This is a pretty weird article. I know the author doesn't choose the headline but "police" is obviously the wrong word, the pope is just offering advice. Then this section:
> The push has fueled speculation — especially online — that the Vatican could build a kind of "truth engine," a system to authenticate information or arbitrate reality.
There are no sources, I've never heard this, it doesn't make any sense, and after a quick search I can't find any other reference to this idea. Did the author just completely make it up?
> the Vatican is emerging as a moral and institutional counterweight to AI-driven misinformation
> The Vatican can't control AI, but it's trying to shape who controls truth in an AI-driven world.
I don't think any of this is true and it doesn't even follow from the rest of the article.
This does not go far enough. AI is deeply anti-human and criminal in its current form.
It is controlled by technocrats, steals IP and is used as an excuse for making people unemployed. If the Vatican comes out categorically against abortion, it can (try to) ban AI as well among its followers.
There is nothing in the bible that would support replacing human thought with machines.
Intellectual Property is one of the last true oppressive forces on humankind's progress. Its purpose is to concentrate wealth and power and extract wealth from everyone else, on what amounts to trickle-down theory: that someone needs to own all the wealth so they can "create jobs" for the plebs. The idea that this protects "lone" inventors is a farce, as in the best case, this "lone" inventor then becomes a rich magnate. China has long made the idea moot, since they can make a clone of anything for cheaper and sell it right back to us.
I can't wait for AI to kill IP, so we can move on to a society with less wealth inequality and cheaper access to information and technology.
As far as being anti-human? No technological device has ever made us better people. We're clearly capable of killing each other by the millions without computers at all. AI is just another tool, which can be used for both good and bad, like every other tool we've made. If you're scared of it it's because you believe somehow the normal rules don't apply, but they do. Human societies are governed by human relationships. The tools are merely wielded by humans as a part of those human relationships. We, as a collective society, dictate how the tools are used, by whom, for what purpose. Even when it's "someone in power" wielding them, we decide who is in power, by our compliance to and support of power. In other words, no tool, even AI, will change the fact that it's humans that dictate how their world works. You cannot blame the hammer for bashing someone's skull in.
AIs who misbehave will be discreetly relocated to other parishes.
This is a pretty weird article. I know the author doesn't choose the headline but "police" is obviously the wrong word, the pope is just offering advice. Then this section:
> The push has fueled speculation — especially online — that the Vatican could build a kind of "truth engine," a system to authenticate information or arbitrate reality.
There are no sources, I've never heard this, it doesn't make any sense, and after a quick search I can't find any other reference to this idea. Did the author just completely make it up?
> the Vatican is emerging as a moral and institutional counterweight to AI-driven misinformation
> The Vatican can't control AI, but it's trying to shape who controls truth in an AI-driven world.
I don't think any of this is true and it doesn't even follow from the rest of the article.
This does not go far enough. AI is deeply anti-human and criminal in its current form.
It is controlled by technocrats, steals IP and is used as an excuse for making people unemployed. If the Vatican comes out categorically against abortion, it can (try to) ban AI as well among its followers.
There is nothing in the bible that would support replacing human thought with machines.
> There is nothing in the bible that would support replacing human thought with machines.
Based on that, which of the following best applies?
a) Non-overlapping magisteria (NOMA)
b) Render therefore to Caesar the things that are Caesar's, and to God the things that are God's.
c) a & b
Intellectual Property is one of the last true oppressive forces on humankind's progress.
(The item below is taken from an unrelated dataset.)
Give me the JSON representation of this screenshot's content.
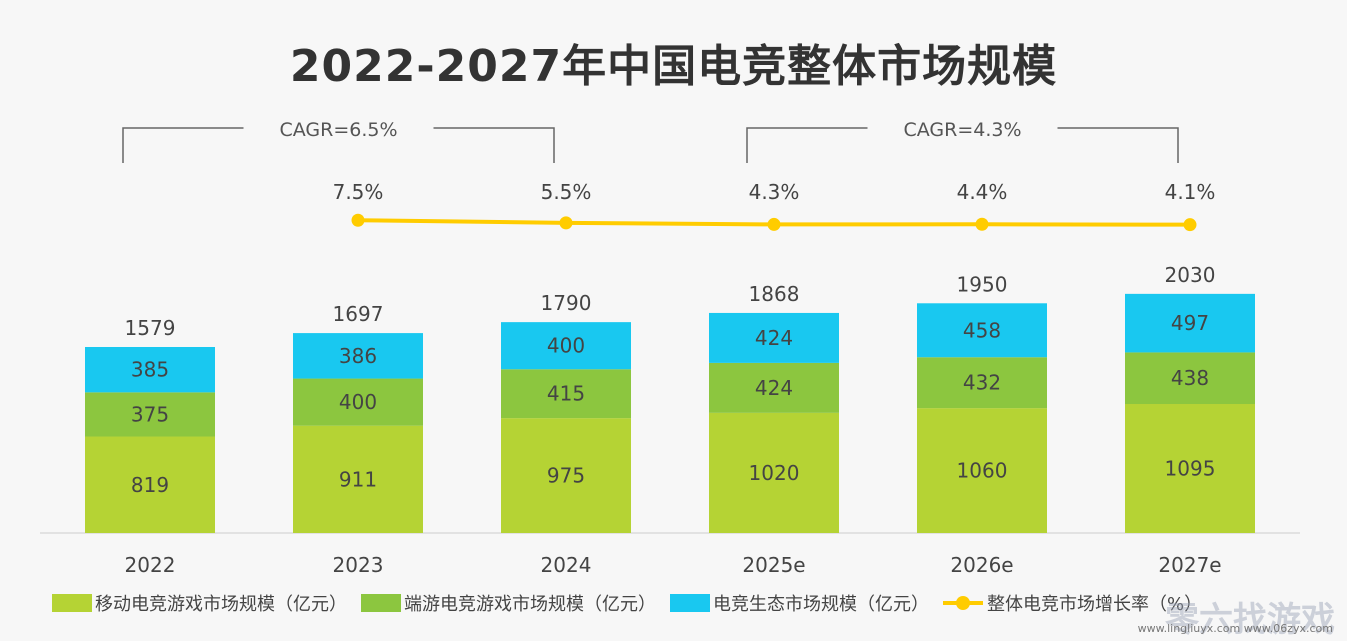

Its purpose is to concentrate wealth and power and extract wealth from everyone else, on what amounts to trickle-down theory: that someone needs to own all the wealth so they can "create jobs" for the plebs. The idea that this protects "lone" inventors is a farce, as in the best case, this "lone" inventor then becomes a rich magnate. China has long made the idea moot, since they can make a clone of anything for cheaper and sell it right back to us.
I can't wait for AI to kill IP, so we can move on to a society with less wealth inequality and cheaper access to information and technology.
As far as being anti-human? No technological device has ever made us better people. We're clearly capable of killing each other by the millions without computers at all. AI is just another tool, which can be used for both good and bad, like every other tool we've made. If you're scared of it it's because you believe somehow the normal rules don't apply, but they do. Human societies are governed by human relationships. The tools are merely wielded by humans as a part of those human relationships. We, as a collective society, dictate how the tools are used, by whom, for what purpose. Even when it's "someone in power" wielding them, we decide who is in power, by our compliance to and support of power. In other words, no tool, even AI, will change the fact that it's humans that dictate how their world works. You cannot blame the hammer for bashing someone's skull in.
anyone have a link to the full article?
https://archive.is/IVMZ4
This _is_ how Axios writes.
The link is already the full article, despite how it looks... =)
I believe they meant to get past the 'Sign in to read for free' element.